BHIC, toegang 7698, inv. nr. 127, burgemeestersregister Veghel d.d. 15-01-1855   Maria van der Spank, huisvrouw van Willem Kremers (later adres: De Kampen 6) geeft aan bij de burgenmeester dat er bij haar een mud rooie aardappelen zijn gestolen. Daders onbekend.

 
BHIC, toegang 7698, inv. nr. 127, burgemeestersregister Veghel d.d. 19-02-1855   Henricus Schippers en Hendricus Smits, bedelaarsjagers uit Veghel, hebben op het Zondveld bij Lambertus van den Braak (huidig adres Krijtenburg 11) een bedelaar betrapt die daar om wat meel bedelde. De bedelaar ontsnapte maar werd door de genoemde bedeljagers ingehaald en voor de burgemeester gesleept.
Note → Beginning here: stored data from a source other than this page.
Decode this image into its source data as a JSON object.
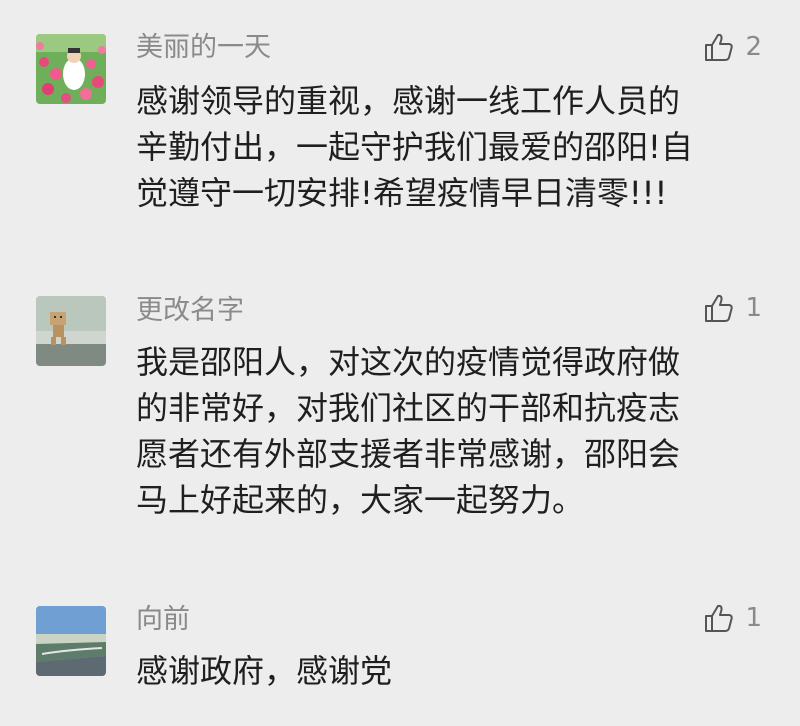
{
  "comments": [
    {
      "username": "美丽的一天",
      "likes": "2",
      "avatar": "pink-flower-field-avatar",
      "lines": [
        "感谢领导的重视，感谢一线工作人员的",
        "辛勤付出，一起守护我们最爱的邵阳!自",
        "觉遵守一切安排!希望疫情早日清零!!!"
      ]
    },
    {
      "username": "更改名字",
      "likes": "1",
      "avatar": "cardboard-robot-avatar",
      "lines": [
        "我是邵阳人，对这次的疫情觉得政府做",
        "的非常好，对我们社区的干部和抗疫志",
        "愿者还有外部支援者非常感谢，邵阳会",
        "马上好起来的，大家一起努力。"
      ]
    },
    {
      "username": "向前",
      "likes": "1",
      "avatar": "river-landscape-avatar",
      "lines": [
        "感谢政府，感谢党"
      ]
    }
  ],
  "colors": {
    "background": "#ededed",
    "username": "#8a8a8a",
    "text": "#1f1f1f"
  },
  "icons": {
    "like": "thumbs-up-icon"
  }
}
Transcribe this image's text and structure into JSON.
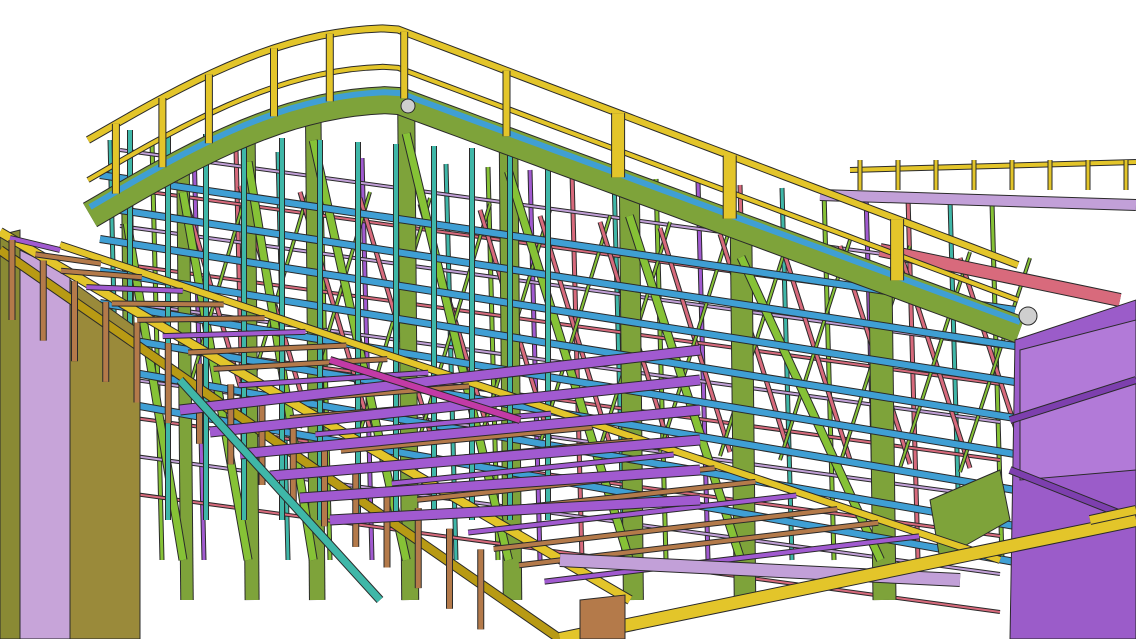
{
  "scene": {
    "subject": "steel-structure-3d-model",
    "colors": {
      "background": "#ffffff",
      "rail": "#e3c52a",
      "rail_dark": "#b89a14",
      "chord": "#7ea33a",
      "chord_dark": "#5e7f26",
      "purlin_blue": "#3f9fd4",
      "teal": "#3fb7a8",
      "diagonal_green": "#86c236",
      "brace_pink": "#d86a7c",
      "purple": "#a15ad0",
      "purple_panel": "#9b5cc9",
      "lilac": "#c2a0d8",
      "brown": "#b47a4a",
      "olive": "#8a8a34",
      "magenta": "#c23aa6",
      "edge": "#2a2a2a"
    }
  }
}
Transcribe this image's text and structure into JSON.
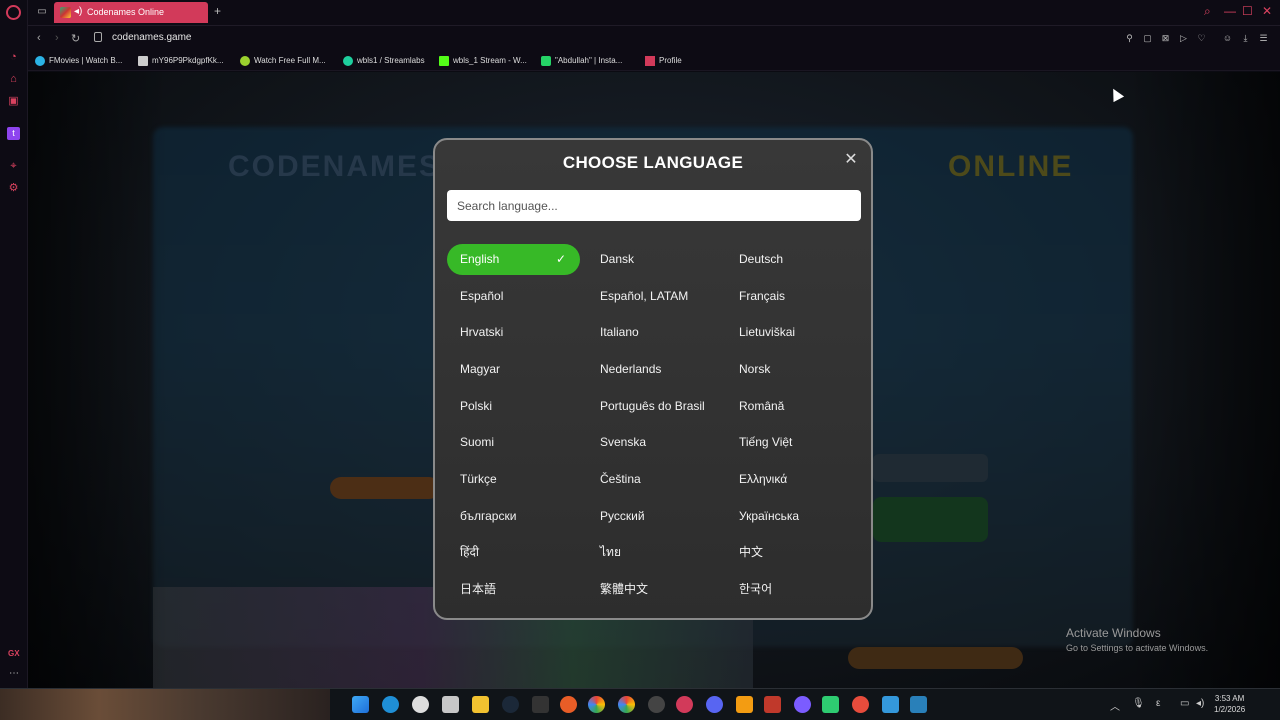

Uit zijn papieren bleek dat het Henricus van Boxtel was, 29 jaar, ruilebuiter uit Loon op Zand.

 
BHIC, toegang 7698, inv. nr. 127, burgemeestersregister Veghel d.d. 01-06-1855   Henricus Schippers en Hendricus Smits, bedelaarsjagers uit Veghel, hebben op den Biezen bij Willem van de Valk bedelend aangetroffen de ruilebuiter Lambertus van de Ven, 22 jaar geboren te Mierlo en wonende in Boekel.

 
Collectie Antoon Vissers  

BHIC, toegang 7698, inv. nr. 127, burgemeestersregister Veghel d.d. 13-12-1855

 

Bij Christianus van der Steen op den Biezen (nu Biezendijk 27) werd in de nacht van 10 op 11 december 1855 een diefstal met geweld gepleegd. Omstreeks middernacht wordt de buitendeur met een draaiboom, die de inbrekers bij Theodorus Vervoort (nu Biezendijk 29) hadden weg gehaald, ingebeukt. Maria van de Rijdt, de vrouw des huizes, hoorde het geweldige geluid en schoot wakker overeind in haar bedstede. Ze zag door de gordijnen meerdere personen binnenkomen, omdat ze licht bij hadden.

Een van de mannen liep naar de bedstede en gebood hun stil te zijn en dreigde hen anders dood te zullen slaan. Ze waren gewapend met een houweel, stok of geweer. De anderen snuffelden rond op zoek naar geld en vroegen vervolgens waar ze dat verborgen hielden. De vrouw zei: “In de kist.” en ze wilde hen de sleutel geven. Dat weigerde ze, omdat ze de kist toch wel open konden breken, wat ook gebeurde. Vier personen gingen naar de kelder en de opkamer daarboven waar knecht Hendrikus van de Hurk sliep. Met een bijl sloegen ze de kist van de knecht open en vroegen toen aan hem of er geld in zat. De knecht ontkende en razend en tierend werd de rest van het huis doorzocht terwijl er drie de wacht bleven houden. Toen ze van het opkamer verdwenen waren sprong de knecht uit het bed om een riek te pakken die daar gewoonlijk stond maar pakte mis. Ongewapend ging hij maar weer liggen.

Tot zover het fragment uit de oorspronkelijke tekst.